The hijacking attempt took place 20 minutes before the scheduled arrival of the Boeing 737-300 in Beijing, when the unnamed hijacker reported to be in his 30s, threatened the crew with a dagger and what appeared to be a handgun, demanding to be taken "south." - AFP
If I only had my copy of NEWNES with me when we were in Germany:
So close, but yet so far away! We were in Berlin. We had just exited the antique shop of Manfred Heckmann, Fasanenstrasse 13. 'Heady with corkscrews' ... that best describes us. We were waiting for our bus ... the one that would take us back to the Ritz-Carlton Schlosshotel. My gaze idled ... my mind drifted ... and THEN!! Attached to the wall, there it was: a bronze plaque stating that Rudolf Diesel had lived in that building for a couple of years at the beginning of the 20th century. The coincidence does not end there. Right at the curb ... parked ... was a diesel-engined automobile. The make is not important ... that it was a diesel was enough.
This German connection will just NOT die:
And, dear reader, this university is very close to the building where Rudolf Diesel lived for a couple of years. Truly amazing!
(Watcharee, buffing her nails, but thinking): "He's spending too much time in front of that ThinkPad ... he needs to get out of the room more often."
(Watcharee, interrupting the click of keys): "Look, the Bang & Olufsen tour is in town."
(Alf, looking up from a cracked NEWNES): "What?"
(Watcharee, reading from the Bangkok Post): "Minimalist hi-fi producer Bang and Olufsen will take Thai admirers on a visual journey of its style and story this weekend. '75 Years of Excellence' featuring B&O creations will be staged at the Grand Hall Siam Discovery Centre, before it moves to other countries on its whirlwind journey around the globe."
(Alf, turning back to NEWNES): "Oh, really?"
(Watcharee, gently continuing): "This sounds interesting. Listen: 'B&O is well known for it's sleek, sublimely elegant stereo and television sets which combine simplicity and practicality.
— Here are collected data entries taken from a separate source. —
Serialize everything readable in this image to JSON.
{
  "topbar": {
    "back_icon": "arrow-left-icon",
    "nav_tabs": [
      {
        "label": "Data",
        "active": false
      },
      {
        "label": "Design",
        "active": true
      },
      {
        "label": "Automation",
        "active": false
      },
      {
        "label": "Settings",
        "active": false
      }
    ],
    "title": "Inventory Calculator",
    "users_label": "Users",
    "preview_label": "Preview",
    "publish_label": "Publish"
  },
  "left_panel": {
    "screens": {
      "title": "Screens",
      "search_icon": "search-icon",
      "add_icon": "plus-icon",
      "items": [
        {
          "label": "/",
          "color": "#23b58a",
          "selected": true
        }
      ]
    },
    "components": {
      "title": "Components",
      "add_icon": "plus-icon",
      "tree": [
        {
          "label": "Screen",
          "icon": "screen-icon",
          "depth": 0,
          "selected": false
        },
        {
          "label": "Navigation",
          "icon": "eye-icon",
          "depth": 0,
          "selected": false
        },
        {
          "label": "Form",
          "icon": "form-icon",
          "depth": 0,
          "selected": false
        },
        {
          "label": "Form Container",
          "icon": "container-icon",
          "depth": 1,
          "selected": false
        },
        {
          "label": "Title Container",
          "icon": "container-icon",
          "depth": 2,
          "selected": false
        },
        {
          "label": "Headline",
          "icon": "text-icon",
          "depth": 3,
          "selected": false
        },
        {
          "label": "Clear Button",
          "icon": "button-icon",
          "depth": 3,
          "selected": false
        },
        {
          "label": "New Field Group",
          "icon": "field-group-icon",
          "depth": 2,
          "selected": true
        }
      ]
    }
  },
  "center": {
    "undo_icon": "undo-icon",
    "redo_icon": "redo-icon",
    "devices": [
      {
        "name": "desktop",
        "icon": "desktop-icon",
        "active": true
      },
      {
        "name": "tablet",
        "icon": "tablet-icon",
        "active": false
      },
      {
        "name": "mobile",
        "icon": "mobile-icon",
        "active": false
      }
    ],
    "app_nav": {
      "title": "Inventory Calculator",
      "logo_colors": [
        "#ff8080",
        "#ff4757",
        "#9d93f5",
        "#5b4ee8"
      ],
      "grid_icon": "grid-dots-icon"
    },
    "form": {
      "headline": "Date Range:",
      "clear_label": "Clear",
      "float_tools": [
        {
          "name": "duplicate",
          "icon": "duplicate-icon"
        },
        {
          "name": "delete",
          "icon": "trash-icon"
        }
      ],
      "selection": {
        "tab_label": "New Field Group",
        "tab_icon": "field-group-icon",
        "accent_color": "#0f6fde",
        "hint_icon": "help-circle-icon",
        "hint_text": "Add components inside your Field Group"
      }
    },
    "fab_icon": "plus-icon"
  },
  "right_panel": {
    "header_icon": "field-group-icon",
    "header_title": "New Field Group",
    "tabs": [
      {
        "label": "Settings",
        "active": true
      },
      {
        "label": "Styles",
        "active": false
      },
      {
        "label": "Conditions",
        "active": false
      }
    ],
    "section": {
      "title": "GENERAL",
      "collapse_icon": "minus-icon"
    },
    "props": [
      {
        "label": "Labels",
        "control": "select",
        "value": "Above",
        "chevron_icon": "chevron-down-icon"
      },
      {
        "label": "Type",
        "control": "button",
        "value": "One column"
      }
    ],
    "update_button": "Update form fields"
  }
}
Founded 75 years ago in a small town in Denmark, B&O has adhered to a design concept that makes it unique while deftly manipulating the artistic trends of different periods to maintain its look of modernity.'"
(Alf, balancing "1399 - The Coronation of Henry IV" against "1939 - Identity cards were first issued in Britain"): "That's interesting."
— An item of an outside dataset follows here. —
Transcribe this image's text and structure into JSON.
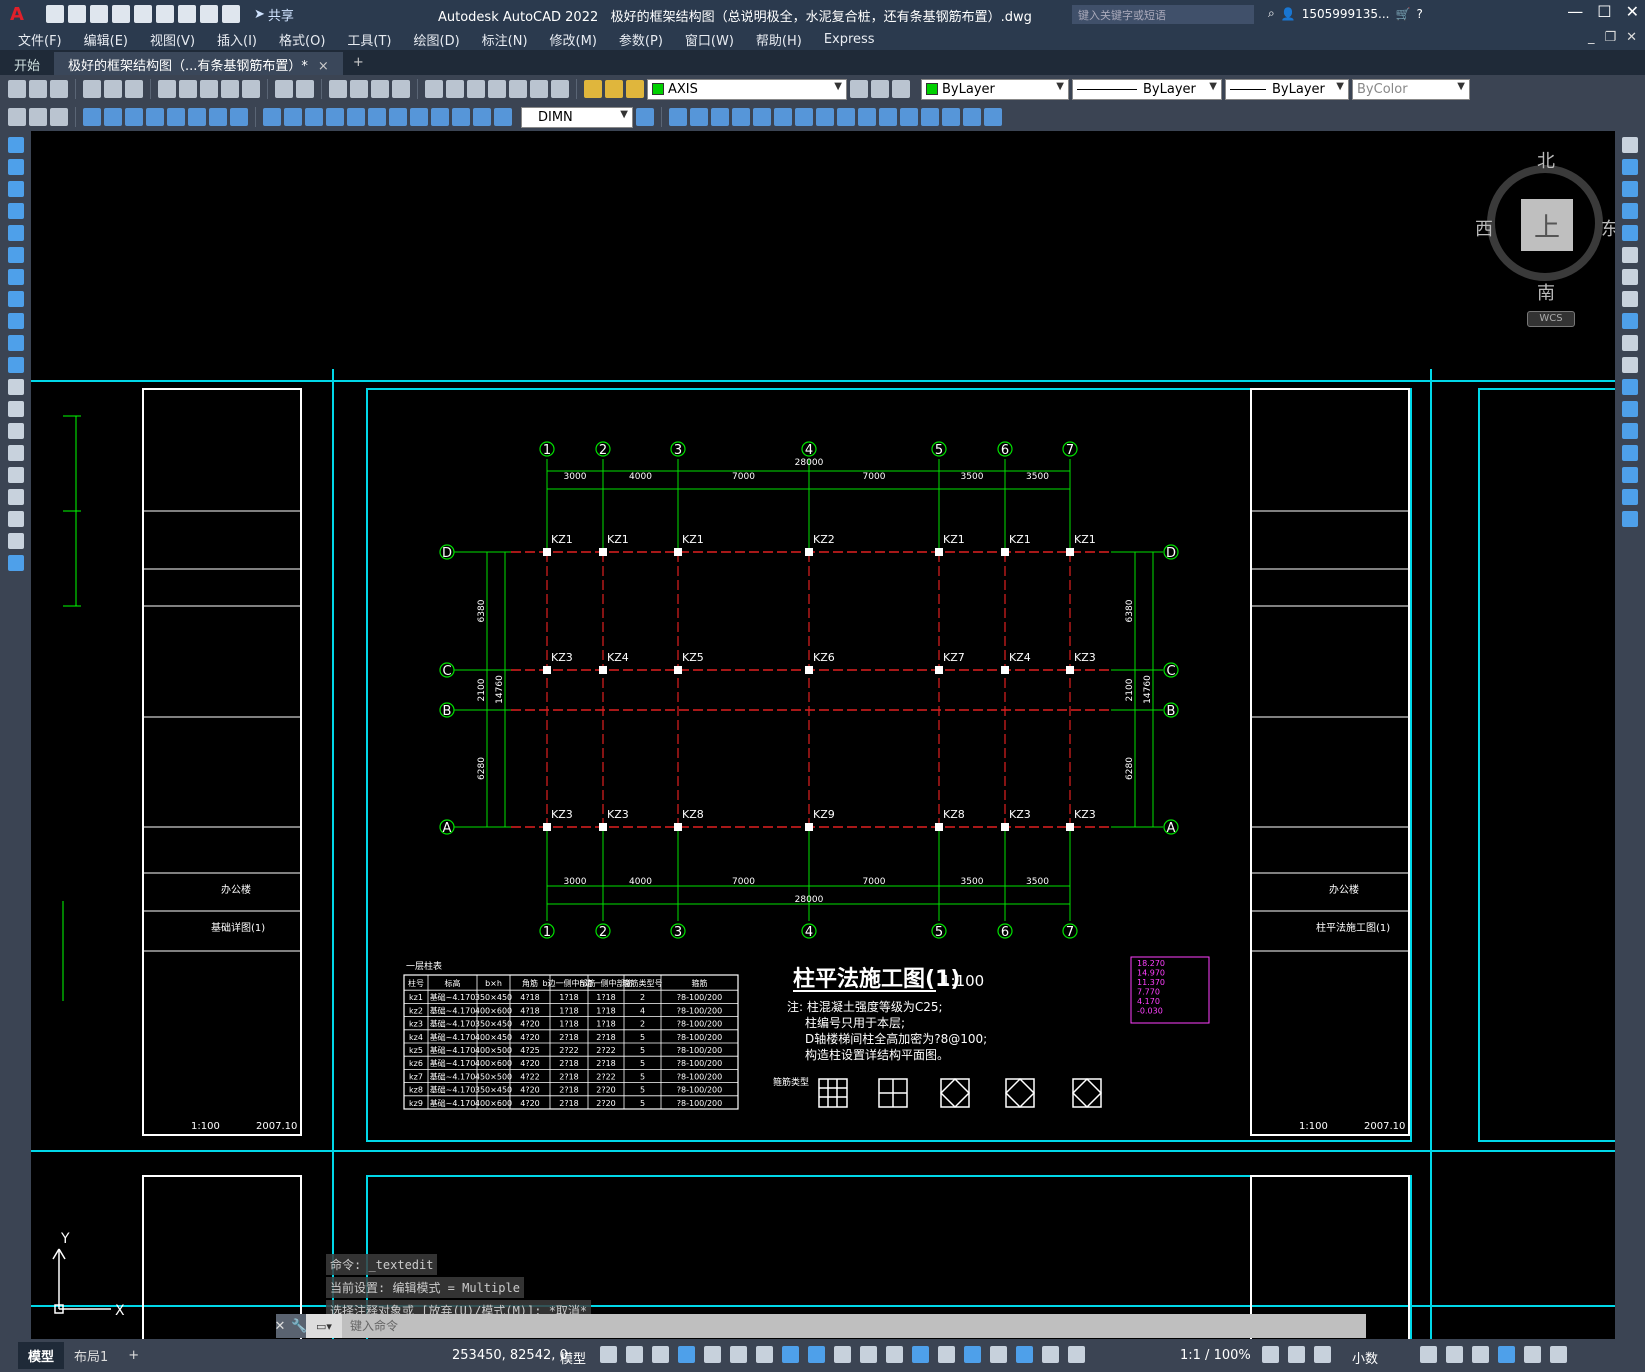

(Watcharee, sensing Alf's drift back to the ThinkPad): "Wait, there's more: "This exhibition is said to be the chronicle of B&O visions and ideas. Viewers will get to see the company's first radio, conceived and made in 1925 by company founders Peter Bang and Svend Olufsen themselves, as well as other historical products that marked milestones in industrial design.'"
(Alf, not at all sensing Watcharee's direction): "Gee ... that ties in nicely with our Swedish adventure!"
(Watcharee, soldiering on to the finish): "This'll interest you: 'But the show is not just the past; the exhibition also makes a statement about the future by presenting the latest B&O products in many areas.'"
(Alf): "Hey, Watcharee, listen to this: 'The Munich Agreement' ... signed in 1938. Isn't that the paper that Neville Chamberlain waved around the airport?"